A while back, I mentioned here on the blog that one of my must-read comics -The Woods - while entertaining, was not terribly original, and in a karmic donkey-punch for saying that, I get to watch the writer put out a comic with a premise that hasn't been done quite as much.
SPOILERS FOR A GRAPHIC NOVEL WHAT I DRAWED A COUPLE YEARS BACK:
Babble was, of course, a story primarily set in a New York university campus about a sound that propagates a memetic virus that turns people into violent zombies and brings about the apocalypse, but Memetic is a story primarily set in a New York university campus about a picture that
propagates a memetic virus that turns people into violent zombies and brings about the apocalypse, so they're completely different things. I mean, yes, there are similar characters and some identical panels and scenes, but we're chalking it up to being exposed to the same inspirations - however, I might feel a lot differently if the second issue sees a cop being punched in the balls by a Geordie listening to The Smiths, and/or the artist forgets how perspective works for roughly 70 percent of the backgrounds he draws.
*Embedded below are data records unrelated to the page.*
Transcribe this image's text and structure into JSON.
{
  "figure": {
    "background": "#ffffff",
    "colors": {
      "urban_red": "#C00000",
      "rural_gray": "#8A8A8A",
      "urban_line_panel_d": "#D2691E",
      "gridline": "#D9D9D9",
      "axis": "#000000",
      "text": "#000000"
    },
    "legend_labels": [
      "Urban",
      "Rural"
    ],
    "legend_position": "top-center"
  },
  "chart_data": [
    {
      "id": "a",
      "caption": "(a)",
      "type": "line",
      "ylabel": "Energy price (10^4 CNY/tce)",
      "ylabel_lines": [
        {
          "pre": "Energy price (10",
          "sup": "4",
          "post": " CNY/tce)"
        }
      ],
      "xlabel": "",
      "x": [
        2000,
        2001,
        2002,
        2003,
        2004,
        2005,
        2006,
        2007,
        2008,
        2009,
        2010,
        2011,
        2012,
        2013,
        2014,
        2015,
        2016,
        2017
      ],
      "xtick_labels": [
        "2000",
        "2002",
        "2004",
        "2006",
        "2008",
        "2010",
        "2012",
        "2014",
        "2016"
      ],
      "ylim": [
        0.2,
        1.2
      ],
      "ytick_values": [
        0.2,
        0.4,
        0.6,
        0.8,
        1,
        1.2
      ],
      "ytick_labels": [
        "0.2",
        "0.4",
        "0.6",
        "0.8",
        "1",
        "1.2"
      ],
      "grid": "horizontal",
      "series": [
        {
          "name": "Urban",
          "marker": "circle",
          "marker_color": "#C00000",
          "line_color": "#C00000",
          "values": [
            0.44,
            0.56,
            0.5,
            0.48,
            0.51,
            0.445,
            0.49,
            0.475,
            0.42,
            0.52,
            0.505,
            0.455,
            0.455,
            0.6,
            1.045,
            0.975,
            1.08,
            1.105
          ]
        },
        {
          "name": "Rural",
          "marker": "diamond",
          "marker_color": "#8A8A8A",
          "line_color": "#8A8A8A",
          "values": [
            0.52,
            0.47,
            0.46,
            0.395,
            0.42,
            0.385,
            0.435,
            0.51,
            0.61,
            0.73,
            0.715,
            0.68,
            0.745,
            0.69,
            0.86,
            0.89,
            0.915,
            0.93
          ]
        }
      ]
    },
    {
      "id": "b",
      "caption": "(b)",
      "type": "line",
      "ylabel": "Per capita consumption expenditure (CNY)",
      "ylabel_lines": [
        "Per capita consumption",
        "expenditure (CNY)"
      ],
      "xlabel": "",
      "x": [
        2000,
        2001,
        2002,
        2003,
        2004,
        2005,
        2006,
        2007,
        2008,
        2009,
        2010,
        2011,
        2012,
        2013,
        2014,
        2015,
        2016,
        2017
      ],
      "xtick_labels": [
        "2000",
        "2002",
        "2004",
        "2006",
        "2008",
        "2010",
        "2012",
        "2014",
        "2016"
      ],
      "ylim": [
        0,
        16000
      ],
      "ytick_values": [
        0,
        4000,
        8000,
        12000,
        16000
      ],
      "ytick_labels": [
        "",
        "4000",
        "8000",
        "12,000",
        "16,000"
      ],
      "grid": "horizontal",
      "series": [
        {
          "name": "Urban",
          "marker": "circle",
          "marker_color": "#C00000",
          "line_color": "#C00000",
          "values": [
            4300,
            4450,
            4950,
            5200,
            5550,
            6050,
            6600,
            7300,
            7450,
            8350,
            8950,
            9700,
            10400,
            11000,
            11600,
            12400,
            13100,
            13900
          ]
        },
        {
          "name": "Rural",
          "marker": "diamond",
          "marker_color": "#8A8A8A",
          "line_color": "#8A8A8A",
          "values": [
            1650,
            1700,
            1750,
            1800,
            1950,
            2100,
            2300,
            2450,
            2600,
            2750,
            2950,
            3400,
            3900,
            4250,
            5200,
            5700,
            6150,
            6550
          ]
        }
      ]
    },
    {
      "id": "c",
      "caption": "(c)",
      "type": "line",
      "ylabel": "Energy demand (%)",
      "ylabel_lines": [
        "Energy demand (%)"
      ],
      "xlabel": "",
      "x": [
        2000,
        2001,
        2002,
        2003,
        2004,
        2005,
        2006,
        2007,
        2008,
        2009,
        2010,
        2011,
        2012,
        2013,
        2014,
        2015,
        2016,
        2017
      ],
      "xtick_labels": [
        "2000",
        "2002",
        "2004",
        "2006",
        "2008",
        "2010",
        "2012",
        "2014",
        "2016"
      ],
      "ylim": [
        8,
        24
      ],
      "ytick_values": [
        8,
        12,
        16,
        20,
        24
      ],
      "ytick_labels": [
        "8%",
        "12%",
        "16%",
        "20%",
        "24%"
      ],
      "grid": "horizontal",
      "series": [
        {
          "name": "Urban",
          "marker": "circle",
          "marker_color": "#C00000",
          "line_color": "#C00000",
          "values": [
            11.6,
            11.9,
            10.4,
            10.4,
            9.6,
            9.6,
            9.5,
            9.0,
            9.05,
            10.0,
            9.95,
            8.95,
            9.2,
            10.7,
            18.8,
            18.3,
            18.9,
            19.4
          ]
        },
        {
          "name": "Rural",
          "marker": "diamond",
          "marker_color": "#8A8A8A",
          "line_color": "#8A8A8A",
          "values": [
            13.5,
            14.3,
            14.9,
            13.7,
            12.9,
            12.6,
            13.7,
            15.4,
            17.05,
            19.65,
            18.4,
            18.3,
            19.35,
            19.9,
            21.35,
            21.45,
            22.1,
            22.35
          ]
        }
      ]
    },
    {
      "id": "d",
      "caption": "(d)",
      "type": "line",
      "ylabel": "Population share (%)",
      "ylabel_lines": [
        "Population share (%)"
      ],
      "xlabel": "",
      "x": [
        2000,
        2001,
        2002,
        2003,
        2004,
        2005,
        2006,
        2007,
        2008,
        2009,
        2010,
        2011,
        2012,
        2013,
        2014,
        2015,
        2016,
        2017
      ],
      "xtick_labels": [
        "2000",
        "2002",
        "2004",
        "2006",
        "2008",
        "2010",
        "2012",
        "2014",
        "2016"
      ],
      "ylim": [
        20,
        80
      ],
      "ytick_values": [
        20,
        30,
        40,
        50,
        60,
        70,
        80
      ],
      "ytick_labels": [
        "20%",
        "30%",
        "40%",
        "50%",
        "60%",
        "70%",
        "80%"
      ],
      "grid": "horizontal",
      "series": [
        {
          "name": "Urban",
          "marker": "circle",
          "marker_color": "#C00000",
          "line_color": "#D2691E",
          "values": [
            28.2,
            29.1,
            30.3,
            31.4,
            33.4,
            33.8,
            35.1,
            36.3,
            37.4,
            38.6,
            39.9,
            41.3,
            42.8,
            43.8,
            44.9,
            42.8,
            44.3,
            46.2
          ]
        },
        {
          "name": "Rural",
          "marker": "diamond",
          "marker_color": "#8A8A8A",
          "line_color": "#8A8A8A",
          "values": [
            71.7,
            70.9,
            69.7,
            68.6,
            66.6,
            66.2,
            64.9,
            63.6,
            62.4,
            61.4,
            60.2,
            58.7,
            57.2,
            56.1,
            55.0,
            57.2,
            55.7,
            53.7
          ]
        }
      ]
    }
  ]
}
I kid, of course, as me and my writing mule Lee Robson totally ripped the whole premise off ourselves from a Monty Python sketch, with the linguistic McGuffin getting its technobabble origins in Sumerian mythology derived from intensive research that amounted to watching Ghostbusters 17 times to see what Gozer's deal was and also to see if those zombie hands that come out of the chair really were grabbing Sigorney Weaver's boob, but Lee likes to pretend that the original inspiration was Neal Stephenson's Snow Crash, and I usually just go along with that even though it's totally lies.